A cybercriminal group known for targeting financial institutions has managed to steal almost $1 million from a large Russian bank after hacking into a router at one of its regional branches.
The group, known in the security industry as MoneyTaker, has been operating since at least 2016 and has targeted banks from the United States, U.K. and Russia. The group uses advanced techniques such as setting up new infrastructure for every attack, lurking inside networks for months before striking and using “fileless” malware techniques and tools such as Metasploit and the PowerShell Empire framework to remain undetected.
In the group’s latest attack, which was investigated by researchers from cybercrime intelligence firm Group-IB, the hackers compromised a router from a branch of Russian bank PIR Bank, then used the network tunnels configured in the device to access and move laterally through the bank’s main network.
This technique is characteristic of MoneyTaker and has been used in at least three attacks against banks with regional branch networks, Group-IB said in a report shared via email. While in the PIR Bank’s main network, the hackers managed to gain access to the Automated Work Station Client of the Russian Central Bank (AWS CBR) and initiated rogue payment orders.
The money was sent to accounts set up at 17 other banks and was immediately cashed out by money mules at ATMs.
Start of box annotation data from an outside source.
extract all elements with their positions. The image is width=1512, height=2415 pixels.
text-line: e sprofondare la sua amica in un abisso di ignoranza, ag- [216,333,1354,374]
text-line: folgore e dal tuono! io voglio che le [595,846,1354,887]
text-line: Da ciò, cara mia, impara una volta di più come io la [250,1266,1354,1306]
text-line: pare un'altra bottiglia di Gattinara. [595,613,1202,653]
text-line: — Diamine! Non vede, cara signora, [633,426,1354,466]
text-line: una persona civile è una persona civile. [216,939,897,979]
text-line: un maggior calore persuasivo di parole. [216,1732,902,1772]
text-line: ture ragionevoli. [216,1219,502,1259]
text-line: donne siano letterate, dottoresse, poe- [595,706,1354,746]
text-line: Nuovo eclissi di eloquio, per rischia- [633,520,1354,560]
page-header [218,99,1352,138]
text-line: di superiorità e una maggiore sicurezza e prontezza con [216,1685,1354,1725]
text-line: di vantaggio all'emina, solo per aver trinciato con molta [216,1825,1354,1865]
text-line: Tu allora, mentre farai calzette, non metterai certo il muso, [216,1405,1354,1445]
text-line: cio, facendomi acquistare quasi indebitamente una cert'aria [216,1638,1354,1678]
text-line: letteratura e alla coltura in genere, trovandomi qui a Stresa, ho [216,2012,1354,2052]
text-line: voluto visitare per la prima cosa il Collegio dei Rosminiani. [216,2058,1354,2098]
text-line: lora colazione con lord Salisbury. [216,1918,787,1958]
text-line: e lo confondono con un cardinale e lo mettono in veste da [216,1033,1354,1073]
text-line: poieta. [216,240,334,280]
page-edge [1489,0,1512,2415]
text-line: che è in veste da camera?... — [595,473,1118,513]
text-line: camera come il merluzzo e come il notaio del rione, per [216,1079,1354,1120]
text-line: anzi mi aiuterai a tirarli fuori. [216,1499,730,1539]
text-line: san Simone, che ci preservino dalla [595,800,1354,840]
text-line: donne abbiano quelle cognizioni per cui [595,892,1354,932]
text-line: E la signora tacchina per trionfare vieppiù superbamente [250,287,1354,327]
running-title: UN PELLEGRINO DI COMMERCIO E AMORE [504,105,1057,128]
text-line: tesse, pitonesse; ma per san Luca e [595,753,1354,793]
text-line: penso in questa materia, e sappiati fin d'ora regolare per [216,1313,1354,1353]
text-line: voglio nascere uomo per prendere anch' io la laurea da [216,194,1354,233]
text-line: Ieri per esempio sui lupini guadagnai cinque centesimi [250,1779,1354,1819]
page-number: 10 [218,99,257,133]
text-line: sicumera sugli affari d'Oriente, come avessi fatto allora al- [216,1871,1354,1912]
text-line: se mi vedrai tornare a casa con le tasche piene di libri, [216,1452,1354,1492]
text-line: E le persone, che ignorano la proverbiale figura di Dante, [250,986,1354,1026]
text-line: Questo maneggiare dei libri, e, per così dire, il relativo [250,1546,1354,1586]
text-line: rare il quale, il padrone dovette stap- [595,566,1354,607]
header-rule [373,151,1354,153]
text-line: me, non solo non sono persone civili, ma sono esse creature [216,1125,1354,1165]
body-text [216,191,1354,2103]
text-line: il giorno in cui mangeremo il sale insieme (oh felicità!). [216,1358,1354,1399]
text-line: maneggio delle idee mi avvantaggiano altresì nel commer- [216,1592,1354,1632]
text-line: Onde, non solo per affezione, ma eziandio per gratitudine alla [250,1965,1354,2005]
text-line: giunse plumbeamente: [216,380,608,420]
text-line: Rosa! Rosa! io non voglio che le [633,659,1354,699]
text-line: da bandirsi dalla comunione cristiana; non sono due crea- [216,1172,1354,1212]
By the time PIR Banks’ employees discovered the rogue transfers and notified the Central Bank, it was already too late to reverse the transfers.
After executing the attack, the hackers deleted OS logs from workstations and servers to hinder forensic investigation but left behind some reverse shells so they could regain access to the network at a later time if needed.
“It is evident that MoneyTaker is one of the top threat to the banks all over the world,” Group-IB said. “Since the entry point in most successful attacks conducted by this group was routers, it is first necessary to check if you have the up-to-date firmware, test systems for brute-force vulnerabilities and detect changes in router configuration in a timely manner.”
Routers increasingly are targeted by hackers and, as shown by this incident, they can serve as launch pads for further attacks against local systems. Since routers don’t typically have security software running on them, discovering that they’ve been compromised can take a very long time, giving attackers a persistent foothold into local networks.
The sophisticated VPNFilter malware, which has infected more than 500,000 routers around the world and is believed to be the work of a Russian state-sponsored cyberespionage group, targets small-business router models from many manufacturers. The malware was recently used to launch an attack against a Chlorine plant in Ukraine.
Renewed Wave of Attacks Targets D-Link and Dasan Routers
A new wave of attacks has hit home and small business routers made by D-Link and Dasan, thanks to hackers’ increased routers in IoT botnets.
Cybersecurity firm eSentire observed exploit attempts against D-Link 2750B and Dasan GPON routers coming from more than 3,000 different source IP addresses July 19. The attackers used a Python script to exploit known command injection and remote code execution flaws in older D-Link 2750B firmware, and critical vulnerabilities in GPON routers made by Dasan Networks were disclosed publicly in May.
“A successful recruitment campaign has the potential to arm the associated threat actor(s) with DDoS artillery and facilitate espionage of private browsing habits,” the eSentire researchers said in a blog post. “Botnets built using compromised routers may eventually be offered as a service to other threat actors, used for extorting DDoS victims among other uses.”
Also this week, a hacker managed to build a botnet of over 18,000 devices in a single day by exploiting a vulnerability in Huawei HG532 routers. The flaw, tracked as CVE-2017-17215, has been known and patched since 2017, but the fact that there are still so many vulnerable routers out there after all this time shows why IoT botnets are a growing threat.